What’s one of the most important considerations when buying a franchise opportunity? Location. No one wants to go to the trouble of setting up a business only to have someone turn up and plant theirs right next to you.
As a franchisee, you need to enter into a franchise agreement knowing exactly what protections over your territory you have.
There are three different types of territory available. Familiarity with these terms helps you to make sure you know what you’re getting.
Exclusive territory
Having an exclusive territory means that no other franchises can operate in your pre-assigned location.
Just exactly how much space a franchisee will get is usually up to the franchisor but it’s important to know just what you’re getting before you sign up.
Protected territory
With a protected territory, another franchisee can open up in your geographical location but if they open up too close, you may have a claim for encroachment. There are actions you can take if this happens, as explained below.
Open territory
Some franchises don’t offer any territory protection at all. In these circumstances, it’s going to be essential to make sure the franchise agreement is drafted in a way that determines what territorial rights you have.

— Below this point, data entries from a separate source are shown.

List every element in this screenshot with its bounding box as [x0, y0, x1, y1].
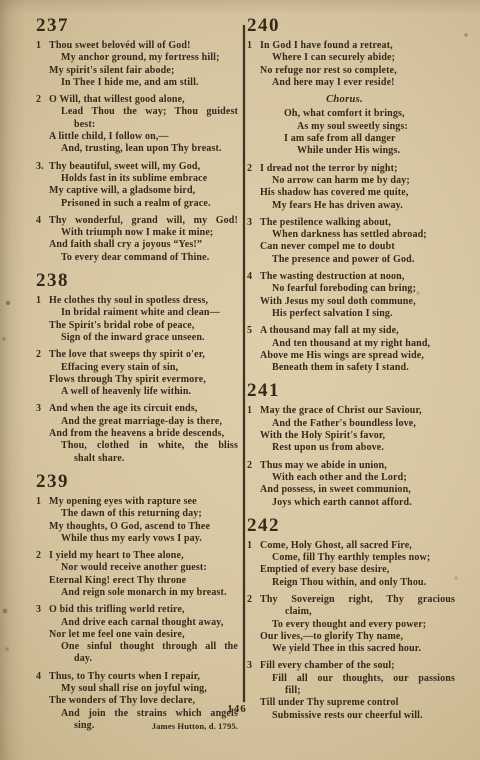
verse: 4The wasting destruction at noon,No fear…	[247, 271, 455, 320]
verse-line: The wasting destruction at noon,	[260, 271, 455, 283]
verse-line: Effacing every stain of sin,	[61, 362, 238, 374]
verse-line: And faith shall cry a joyous “Yes!”	[49, 239, 238, 251]
verse-line: Thou, clothed in white, the bliss	[61, 440, 238, 452]
verse-number: 1	[36, 496, 41, 508]
verse: 3.Thy beautiful, sweet will, my God,Hold…	[36, 161, 238, 210]
verse-line: With the Holy Spirit's favor,	[260, 430, 455, 442]
verse-line: Lead Thou the way; Thou guidest	[61, 106, 238, 118]
column-divider	[243, 25, 245, 702]
verse-line: best:	[74, 119, 238, 131]
verse-line: His perfect salvation I sing.	[272, 308, 455, 320]
verse-line: He clothes thy soul in spotless dress,	[49, 295, 238, 307]
verse-line: Come, Holy Ghost, all sacred Fire,	[260, 540, 455, 552]
verse-line: The presence and power of God.	[272, 254, 455, 266]
verse-line: Eternal King! erect Thy throne	[49, 575, 238, 587]
verse: 3And when the age its circuit ends,And t…	[36, 403, 238, 464]
verse-line: My anchor ground, my fortress hill;	[61, 52, 238, 64]
verse-line: I am safe from all danger	[284, 133, 455, 145]
verse-line: In God I have found a retreat,	[260, 40, 455, 52]
verse-number: 3	[36, 403, 41, 415]
verse-line: Thy beautiful, sweet will, my God,	[49, 161, 238, 173]
verse-number: 2	[247, 594, 252, 606]
hymn-number: 240	[247, 15, 455, 37]
verse-line: While under His wings.	[297, 145, 455, 157]
verse-line: Reign Thou within, and only Thou.	[272, 577, 455, 589]
verse-number: 1	[36, 295, 41, 307]
verse-line: And when the age its circuit ends,	[49, 403, 238, 415]
verse-number: 2	[36, 349, 41, 361]
verse-line: Where I can securely abide;	[272, 52, 455, 64]
verse-number: 3	[36, 604, 41, 616]
verse-line: The love that sweeps thy spirit o'er,	[49, 349, 238, 361]
verse-line: The dawn of this returning day;	[61, 508, 238, 520]
verse-line: To every thought and every power;	[272, 619, 455, 631]
attribution-text: James Hutton, d. 1795.	[152, 720, 238, 732]
verse-line: Thy wonderful, grand will, my God!	[49, 215, 238, 227]
verse-line: No arrow can harm me by day;	[272, 175, 455, 187]
verse-line: With each other and the Lord;	[272, 472, 455, 484]
hymn-number: 239	[36, 471, 238, 493]
verse: 1My opening eyes with rapture seeThe daw…	[36, 496, 238, 545]
verse-line: And the Father's boundless love,	[272, 418, 455, 430]
verse-line: And reign sole monarch in my breast.	[61, 587, 238, 599]
verse-line: And the great marriage-day is there,	[61, 416, 238, 428]
verse-number: 2	[247, 163, 252, 175]
verse-line: My soul shall rise on joyful wing,	[61, 683, 238, 695]
verse-line: Thou sweet belovéd will of God!	[49, 40, 238, 52]
verse-line: In bridal raiment white and clean—	[61, 307, 238, 319]
verse-line: With Jesus my soul doth commune,	[260, 296, 455, 308]
verse-line: My fears He has driven away.	[272, 200, 455, 212]
verse-line: claim,	[285, 606, 455, 618]
verse: 1He clothes thy soul in spotless dress,I…	[36, 295, 238, 344]
verse: 2Thy Sovereign right, Thy graciousclaim,…	[247, 594, 455, 655]
verse-line: I yield my heart to Thee alone,	[49, 550, 238, 562]
left-column: 2371Thou sweet belovéd will of God!My an…	[36, 15, 238, 737]
verse-line: My spirit's silent fair abode;	[49, 65, 238, 77]
verse-line: Emptied of every base desire,	[260, 564, 455, 576]
verse: 2Thus may we abide in union,With each ot…	[247, 460, 455, 509]
verse: 2O Will, that willest good alone,Lead Th…	[36, 94, 238, 155]
verse: 1In God I have found a retreat,Where I c…	[247, 40, 455, 89]
verse-line: The pestilence walking about,	[260, 217, 455, 229]
verse-line: Rest upon us from above.	[272, 442, 455, 454]
verse-line: A well of heavenly life within.	[61, 386, 238, 398]
verse-number: 1	[247, 40, 252, 52]
verse-line: To every dear command of Thine.	[61, 252, 238, 264]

You may need to rely on this agreement at a later date if another franchisee sets up too close to you.
Encroachment action
If another franchisee opens up on, or near, your territory this may be considered encroachment. Depending on your franchise agreement, you may have the right to stop it from happening or seek damages.
If you’ve found yourself in this position, it’s wise to seek experienced legal guidance early on so you can take the action you need to.